Columbia County has 11 players, including wrestlers soon to begin rugby practice, as of Tuesday.

Scappoose High School senior Cody Erhardt, set to contend at 160 pounds in the OSAA Class 4A Wrestling State Championships on Friday and Saturday at Veterans Memorial Coliseum in Portland, is a captain this year.

Time and transportation conflicts are issues for participation, so the boys’ team expect to compete in Division II, akin to junior varsity, but lots of teams are in a similar state.

Matches have two 35-minute halves with a running clock. Injuries are treated on the sideline while game speed continues.

“A lot of kids and parents have a misconception that it’s all smash-and-bash,” Worley said. “All of the coaches need to have training for concussion protocol. Immediately after every match, the home team puts on a luncheon. When the match is over, you make friends with the other team. It’s very helpful to have rugby parents.”

Operators players are required to talk to players from the other team as it’s good conduct for careers and for life.

“I don’t allow yelling or screaming because it makes a hostile environment,” Jones said.

Dirty players are pulled immediately.

Jones calls the Operators Columbia County’s ‘misfits’ because, “no one knows about rugby.”

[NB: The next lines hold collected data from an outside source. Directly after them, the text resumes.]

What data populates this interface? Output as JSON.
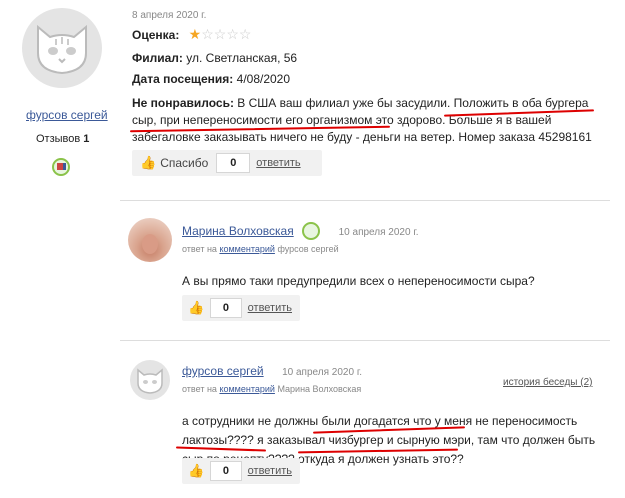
{
  "review": {
    "author": "фурсов сергей",
    "reviews_label": "Отзывов",
    "reviews_count": "1",
    "date": "8 апреля 2020 г.",
    "rating_label": "Оценка:",
    "rating_value": 1,
    "rating_max": 5,
    "branch_label": "Филиал:",
    "branch_value": "ул. Светланская, 56",
    "visit_label": "Дата посещения:",
    "visit_value": "4/08/2020",
    "dislike_label": "Не понравилось:",
    "dislike_line1": "В США ваш филиал уже бы засудили. Положить в оба бургера",
    "dislike_line2": "сыр, при непереносимости его организмом это здорово. Больше я в вашей",
    "dislike_line3": "забегаловке заказывать ничего не буду - деньги на ветер. Номер заказа 45298161",
    "thanks_label": "Спасибо",
    "thanks_count": "0",
    "reply_label": "ответить"
  },
  "comments": [
    {
      "author": "Марина Волховская",
      "date": "10 апреля 2020 г.",
      "meta_prefix": "ответ на",
      "meta_link": "комментарий",
      "meta_to": "фурсов сергей",
      "text": "А вы прямо таки предупредили всех о непереносимости сыра?",
      "count": "0",
      "reply_label": "ответить"
    },
    {
      "author": "фурсов сергей",
      "date": "10 апреля 2020 г.",
      "meta_prefix": "ответ на",
      "meta_link": "комментарий",
      "meta_to": "Марина Волховская",
      "history": "история беседы (2)",
      "text_line1": "а сотрудники не должны были догадатся что у меня не переносимость",
      "text_line2": "лактозы???? я заказывал чизбургер и сырную мэри, там что должен быть",
      "text_line3": "сыр по рецепту???? откуда я должен узнать это??",
      "count": "0",
      "reply_label": "ответить"
    }
  ],
  "colors": {
    "link": "#3b5998",
    "star": "#f5a623",
    "annotation": "#dd0000"
  }
}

“Sometimes people pull over and ask what the team is practicing,” Jones said.

Rugby is great for keeping kids involved and active. Skipping practice warrants less playing time.

“Here they can let it all out,” Jones said. “They just need cleats and socks.”

Some players last season did homework for the first half-hour of practice.

“Some kids need that space and encouragement,” Jones said. “Leave your issues in the parking lot and act like a professional at practice and a hooligan on the field. You can’t cheat these kids — there’s a standard I uphold, but we understand that mistakes will be made. The worst decision is no decision. Anyone who’s never played rugby, I welcome a lot.”

The boys’ club was the championship runner-up in spring of 2014.

The girls were the bowl runner-ups in fall of 2014 and the shield champions in the spring of 2015.

“When it gets a little muddy, it gets a little fun,” Jones said. “We can make anything happen.”